私たちが、どれほど間違いを犯しやすいかということを読者が自ら納得できるように、複数の研究者たちの過去の実験、理論などが紹介されている。
「プロスペクト理論」、「モンティ・ホール問題」、「リンダ問題」、「マシュマロテスト」、「ウェイソン選択課題」、「ナッジ」、「わら人形論法」。どれも、この分野では有名な話で、(上)の最後は、「ベイズ理論」。

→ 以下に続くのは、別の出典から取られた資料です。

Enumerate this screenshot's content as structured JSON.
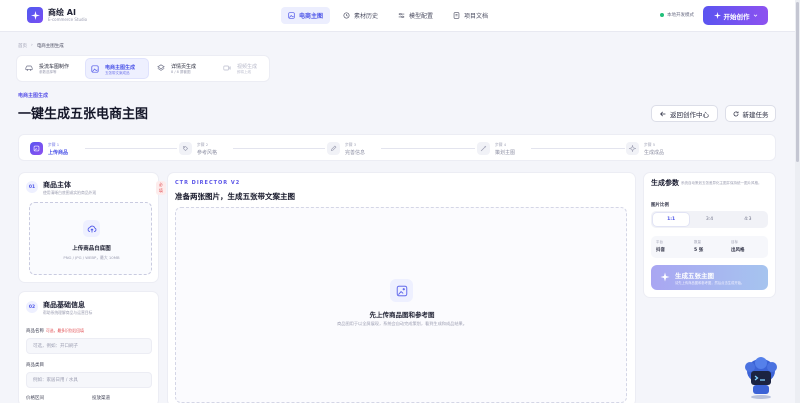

(上)では、どれも過去の研究の焼き直しで、総復習できる、といった感じだ。
いくつか、リマインドとして覚書。
・「リンダ問題」から派生して
「人間は、自論を護ろうというときほど非合理になる」
・「モンティ・ホール問題」から、
「人間は、傾向と確率を混同しやすい」
・情念と理性のせめぎ合いをどう成立させるかを考える時に、ヒントになること。
① 一人の人間の複数の目的の中には、互いに両立しないものがある
② ある時点の目的は、他の時点での目的と矛盾することがある
③ 誰かの目的は、別の誰かの目的と相いれないことがある。
①と②を解稀するのに必要なのは「分別」で、③を解決するのは「道徳」。
・知らない方が合理的なことがある。
映画や小説のネタバレを好まない。生まれてくる子どもの性別を聞かない。あるいは、タブーとされていること(性別や人種による能力差など)をあえて調べない。
・理性とは、そもそも、疑うことから始まる。
・論理は万能ではなない。なぜなら、論より証拠で、現場確認をした方がいいことがある。あるいは、論理を組み立てる前に予備知識が不足していたり、無視したりするケース。しかも、前提をすべて挙げるのは不可能。
まだまだ、(下)に続く、、、、という感じ。。
「プロスペクト理論」、「モンティ・ホール問題」、「リンダ問題」、「マシュマロテスト」、「ウェイソン選択課題」、「ナッジ」、「わら人形論法」など、言葉の説明を覚書すると、長くなっちゃうので、続きは別途。。。